The grip within hers increased. She looked into Matthew Swift’s face and saw a smile, so brief as to be barely brighter than the sparks into which it was dissolving. Then it faded. “07812732… 732…⁠”

The hand crumpled in her own, dissolving into sparks which wormed and writhed away. The face dripped away, taking the words with it, dissolving into blue flame that splashed harmlessly across the floor. “I’ll find you,” she breathed. “It’s okay. I’ll bring you back.”

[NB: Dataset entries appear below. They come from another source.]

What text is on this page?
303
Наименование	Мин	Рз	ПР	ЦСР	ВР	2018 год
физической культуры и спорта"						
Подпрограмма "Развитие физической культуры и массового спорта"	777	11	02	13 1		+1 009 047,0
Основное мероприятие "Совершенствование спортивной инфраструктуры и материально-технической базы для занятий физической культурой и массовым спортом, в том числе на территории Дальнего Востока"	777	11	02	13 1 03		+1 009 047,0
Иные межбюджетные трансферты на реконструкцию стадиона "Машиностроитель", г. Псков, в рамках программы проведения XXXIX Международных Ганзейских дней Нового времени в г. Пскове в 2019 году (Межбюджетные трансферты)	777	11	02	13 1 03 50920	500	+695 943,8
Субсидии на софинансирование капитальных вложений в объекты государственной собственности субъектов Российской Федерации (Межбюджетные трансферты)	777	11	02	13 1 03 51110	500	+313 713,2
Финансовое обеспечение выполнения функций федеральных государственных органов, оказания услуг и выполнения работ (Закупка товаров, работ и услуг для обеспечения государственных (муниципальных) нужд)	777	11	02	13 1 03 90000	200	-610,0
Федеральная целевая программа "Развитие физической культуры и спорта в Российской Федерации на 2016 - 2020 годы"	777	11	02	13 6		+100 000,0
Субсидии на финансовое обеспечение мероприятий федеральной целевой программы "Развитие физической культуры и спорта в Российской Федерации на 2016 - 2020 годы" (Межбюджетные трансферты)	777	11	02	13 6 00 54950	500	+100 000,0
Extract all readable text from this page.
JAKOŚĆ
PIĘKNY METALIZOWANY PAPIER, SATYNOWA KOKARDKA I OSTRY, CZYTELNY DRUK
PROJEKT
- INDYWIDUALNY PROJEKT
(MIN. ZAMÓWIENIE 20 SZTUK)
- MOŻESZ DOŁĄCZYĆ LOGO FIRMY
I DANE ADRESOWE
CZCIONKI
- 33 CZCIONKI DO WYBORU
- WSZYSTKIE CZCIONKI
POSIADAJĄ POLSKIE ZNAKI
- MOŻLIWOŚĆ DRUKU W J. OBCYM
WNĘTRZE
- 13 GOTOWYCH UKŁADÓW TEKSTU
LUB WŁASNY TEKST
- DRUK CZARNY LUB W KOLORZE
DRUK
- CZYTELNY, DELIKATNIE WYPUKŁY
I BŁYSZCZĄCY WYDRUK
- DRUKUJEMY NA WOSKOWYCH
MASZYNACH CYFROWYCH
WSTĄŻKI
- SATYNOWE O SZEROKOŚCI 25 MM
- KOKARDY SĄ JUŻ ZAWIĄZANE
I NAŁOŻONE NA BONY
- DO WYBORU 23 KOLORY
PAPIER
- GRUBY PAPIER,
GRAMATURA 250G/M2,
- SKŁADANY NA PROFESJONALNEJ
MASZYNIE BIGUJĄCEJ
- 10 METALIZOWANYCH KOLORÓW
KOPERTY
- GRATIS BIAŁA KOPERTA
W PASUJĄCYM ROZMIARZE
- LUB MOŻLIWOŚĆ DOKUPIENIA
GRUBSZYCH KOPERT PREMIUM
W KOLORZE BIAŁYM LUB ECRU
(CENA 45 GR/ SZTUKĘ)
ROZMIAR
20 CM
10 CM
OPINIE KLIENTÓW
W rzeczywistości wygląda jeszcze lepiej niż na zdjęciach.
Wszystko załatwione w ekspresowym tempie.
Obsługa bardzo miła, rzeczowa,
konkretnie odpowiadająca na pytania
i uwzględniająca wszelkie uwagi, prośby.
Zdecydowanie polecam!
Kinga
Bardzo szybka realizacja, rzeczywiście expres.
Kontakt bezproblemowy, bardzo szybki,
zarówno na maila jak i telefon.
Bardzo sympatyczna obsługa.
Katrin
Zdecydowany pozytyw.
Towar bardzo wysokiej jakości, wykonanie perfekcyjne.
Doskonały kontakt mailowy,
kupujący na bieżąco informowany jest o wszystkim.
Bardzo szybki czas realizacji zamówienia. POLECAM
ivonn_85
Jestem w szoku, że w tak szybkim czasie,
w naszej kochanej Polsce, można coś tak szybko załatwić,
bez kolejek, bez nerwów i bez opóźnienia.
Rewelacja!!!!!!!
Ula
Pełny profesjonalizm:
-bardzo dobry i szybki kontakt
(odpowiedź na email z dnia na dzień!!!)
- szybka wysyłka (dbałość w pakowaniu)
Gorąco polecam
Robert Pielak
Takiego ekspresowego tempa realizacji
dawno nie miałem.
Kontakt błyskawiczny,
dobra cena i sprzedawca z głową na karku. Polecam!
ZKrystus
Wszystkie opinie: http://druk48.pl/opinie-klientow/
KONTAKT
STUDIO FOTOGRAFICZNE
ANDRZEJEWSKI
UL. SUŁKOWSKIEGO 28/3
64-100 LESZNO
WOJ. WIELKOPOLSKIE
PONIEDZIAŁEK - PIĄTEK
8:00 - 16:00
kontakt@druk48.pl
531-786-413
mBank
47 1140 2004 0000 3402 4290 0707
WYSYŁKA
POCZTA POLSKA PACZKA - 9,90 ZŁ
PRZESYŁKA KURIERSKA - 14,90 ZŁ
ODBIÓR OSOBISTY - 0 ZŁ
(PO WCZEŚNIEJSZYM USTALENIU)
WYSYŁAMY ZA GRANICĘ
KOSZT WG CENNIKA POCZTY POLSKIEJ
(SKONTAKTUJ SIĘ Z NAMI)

The last features dissolved into nothing, and sunk down, into the earth.

Chapter 72

Sharon

My name is Sharon Li.

I am a shaman.

I am one who sees the truth of things, and the truth is that there are no absolutes any more. There is no absolute right and absolute wrong, there is nothing for which a reason cannot be found, a cause observed. For every murder there is a story, for every birth there is a consequence, and nothing – nothing at all – is simple, especially the truth.

I am a knower of the path. I chose the way I look at the world, but, in choosing, I know all the other paths I could have taken, all the other choices I could have made. That is what it means, that is what shamans have to do.

I am deputy Midnight Mayor. Protector of the city, guardian of the night. I didn’t know what this means, but now I do. I’m the one who makes the choices, because someone has to.

And that’s fine.

Don’t think, just because I am all of these things, that I can’t be me.

Chapter 73

Seize the Day

Sharon sat on a beanbag in a corner of Magicals Anonymous furthest from the window, nursing a cup of coffee. She said:

“I think it’s like this. Someone – probably some guy called Hacq – thought it’d be, like, a mega-cool idea to make his own god. He got together a bunch of guys to help him, including Brid, the witch we picked up from the river, and… and Zhanyi. He probably said something like ‘this’ll be really cool, come on, guys, let’s make a god’ and instead of saying ‘that sounds like a bloody stupid idea’ they seemed to go with it and they’re dead now so I guess it’s too late to ask them what the fuck they were thinking but I guess it was… I guess they were scared. And they wanted something more. Needed something more. So they went with it.